Paul Goble
Vienna, August 22 – In addition to the Russian army’s destruction of lives, housing and infrastructure in Georgia, Moscow has “organized an ecological catastrophe” by setting aflame a centuries-old forest in the Borzhomi nature reserve and blocking efforts to fight it, according to a Georgian now living in Israel who returned to his homeland to help his native land.
In a comment first posted in the Russian blogosphere and then featured on Baku’s Ethnoglobus.com portal, David Tsikarishvili, the 66-year-old owner of the Kangaroo Restaurant in Jerusalem, described in detail the various horrors he has seen over the last two weeks (www.ethnoglobus.com/?page=full&id=346).
If most of the Russian actions have been described by others, Tsikarishvili’s remarks about what the Russians have done to Georgia’s natural environment both intentionally and as the result of collateral damage from their other actions are if not unique, at least extremely valuable as personal testimony about Russia’s indifference to ecological concerns.
(There has been some coverage of the environmental implications of the destruction of pipelines, power lines, and ports, but in all these cases, their ecological impact has been a form of collateral damage, although it is clear that the Russian military’s attitudes mean that they have inflicted more harm than most other armies would have in the same situation.)
Writing on Monday, Tsikarishvili said that “the Russians have organized an ecological catastrophe, burning in the course of a few days the centuries-old forest in the unique Borzhomi nature reserve.” Because that park has no military purpose and because it is “located very far from the conflict zone,” the Russians appear to have done this just to be destructive.
After the Russians set the fire, which as of that time had burned through 250 hectares, Georgians came to the assistance of the fire brigades “but considering the extent of the fire, the difficulty of getting into that isolated area, the wind and other problems,” they have not yet been able to put the fire out, Tsikarishvili said.
Worse, he continued, “Russia prohibited Ukraine from taking part in the suppression of the fire,” something that guaranteed the fire would continue to spread, even though the Russian military did allow Turkish planes and helicopters to come in. But their effectiveness was limited because as a result of Russian actions, the planes had to fly back to Turkey to get water.
And when the Georgians and the Turks appeared to be making progress in at least containing the fire, persons unknown but presumably either Russians, South Ossetians or some of the North Caucasus “volunteers” who have been guilty of so much marauding in Georgia threw incendiary devices to keep the fire going and to ensure that it would spread.
Then, on Tuesday (mail.yandex.ru/classic/message?ids=9130000000105705730&
current_folder=9130000000001632862), Tsikarishvili reported, “Russian planes continued to set fire to the forest and the area in flames “is expanding,” thus destroying a forest which is – or at least was – “a world ecological pearl.”

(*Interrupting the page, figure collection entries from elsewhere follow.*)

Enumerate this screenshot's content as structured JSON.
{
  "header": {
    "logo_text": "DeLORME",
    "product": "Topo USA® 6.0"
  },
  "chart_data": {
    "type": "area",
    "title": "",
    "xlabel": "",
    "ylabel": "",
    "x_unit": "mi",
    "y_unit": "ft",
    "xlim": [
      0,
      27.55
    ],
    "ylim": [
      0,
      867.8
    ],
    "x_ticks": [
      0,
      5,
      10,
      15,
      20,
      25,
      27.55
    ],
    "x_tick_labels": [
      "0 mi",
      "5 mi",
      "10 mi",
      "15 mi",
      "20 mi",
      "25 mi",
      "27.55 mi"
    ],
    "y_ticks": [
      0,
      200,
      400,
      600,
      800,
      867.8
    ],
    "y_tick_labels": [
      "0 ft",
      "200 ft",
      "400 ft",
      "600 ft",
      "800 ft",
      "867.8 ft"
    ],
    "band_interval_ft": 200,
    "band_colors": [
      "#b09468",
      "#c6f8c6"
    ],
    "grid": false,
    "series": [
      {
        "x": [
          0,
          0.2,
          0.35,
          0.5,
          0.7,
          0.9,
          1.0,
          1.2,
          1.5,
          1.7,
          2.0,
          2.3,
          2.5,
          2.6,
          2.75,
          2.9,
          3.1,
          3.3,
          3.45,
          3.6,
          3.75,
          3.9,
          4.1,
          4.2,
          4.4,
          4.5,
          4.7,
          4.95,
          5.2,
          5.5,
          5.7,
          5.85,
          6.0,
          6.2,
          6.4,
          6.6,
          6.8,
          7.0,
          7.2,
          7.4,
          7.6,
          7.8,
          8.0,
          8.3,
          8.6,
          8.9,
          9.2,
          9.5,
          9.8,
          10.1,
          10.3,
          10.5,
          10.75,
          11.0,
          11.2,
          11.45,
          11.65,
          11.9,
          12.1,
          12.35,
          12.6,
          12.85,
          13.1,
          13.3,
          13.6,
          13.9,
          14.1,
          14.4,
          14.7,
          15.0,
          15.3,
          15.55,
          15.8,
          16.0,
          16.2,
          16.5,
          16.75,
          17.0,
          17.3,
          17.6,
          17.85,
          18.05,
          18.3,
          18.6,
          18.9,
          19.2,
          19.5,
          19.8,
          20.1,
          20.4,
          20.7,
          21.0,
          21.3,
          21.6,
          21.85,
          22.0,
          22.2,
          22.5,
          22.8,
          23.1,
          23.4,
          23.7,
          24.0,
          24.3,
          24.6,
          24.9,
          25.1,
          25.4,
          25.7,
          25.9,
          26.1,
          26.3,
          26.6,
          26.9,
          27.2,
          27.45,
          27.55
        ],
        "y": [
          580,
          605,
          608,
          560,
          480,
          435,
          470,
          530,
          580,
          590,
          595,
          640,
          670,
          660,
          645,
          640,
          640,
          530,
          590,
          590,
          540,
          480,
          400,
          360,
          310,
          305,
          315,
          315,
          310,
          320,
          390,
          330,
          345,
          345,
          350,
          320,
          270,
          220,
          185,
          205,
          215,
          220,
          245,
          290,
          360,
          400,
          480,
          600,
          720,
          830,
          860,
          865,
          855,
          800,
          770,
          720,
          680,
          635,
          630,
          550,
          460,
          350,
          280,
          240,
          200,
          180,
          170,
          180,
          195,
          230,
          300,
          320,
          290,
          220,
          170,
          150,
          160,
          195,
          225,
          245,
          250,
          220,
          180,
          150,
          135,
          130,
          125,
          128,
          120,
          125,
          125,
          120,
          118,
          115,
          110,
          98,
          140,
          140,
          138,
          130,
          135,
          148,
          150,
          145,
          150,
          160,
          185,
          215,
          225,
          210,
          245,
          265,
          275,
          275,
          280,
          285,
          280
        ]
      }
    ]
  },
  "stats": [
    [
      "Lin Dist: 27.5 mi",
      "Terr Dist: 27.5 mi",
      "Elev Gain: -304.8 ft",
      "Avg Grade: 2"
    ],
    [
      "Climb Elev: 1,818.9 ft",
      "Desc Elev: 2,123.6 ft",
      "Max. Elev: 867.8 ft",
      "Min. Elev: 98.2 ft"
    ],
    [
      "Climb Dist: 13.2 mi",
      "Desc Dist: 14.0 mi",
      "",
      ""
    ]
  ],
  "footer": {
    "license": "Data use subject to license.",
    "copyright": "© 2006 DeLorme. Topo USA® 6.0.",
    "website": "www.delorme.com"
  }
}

Three things make this report especially disturbing. First, it suggests that many Russians in both the political and military leadership viewed their intervention in Georgia as a punitive expedition, designed to inflict maximum harm on that country regardless of whether what was destroyed had any military utility.
Second, the unwillingness of Russian forces to allow nearby Ukrainian fire fighters to take part or to give Turkish planes the chance to get water inside Georgia rather than having them make the much longer roundtrip to Turkey indicates that at least some Russian commanders wanted the fire to continue to burn.
And third, these Russian actions in Georgia have the effect of calling the world’s attention to Moscow’s ongoing destruction of the environment around Sochi where it hopes to stage the Olympics in 2014 and in the Russian Far East where such attitudes threaten even sooner the survival of the Evenks, one of the numerically small peoples of the North.
UPDATE for August 25: Officials and sociologists will now survey the Evenks about Moscow’s plan to build a massive hydroelectric dam that will flood their traditional hunting nad fishing areas. Moscow officials say this will represent a kind of public referendum on the project, but ethnic rights groups say that the surveys are confusing local residents and that the Russian government will use the results to justify going ahead as it has long promised to do (www.novayagazeta.ru/data/2008/62/04.html).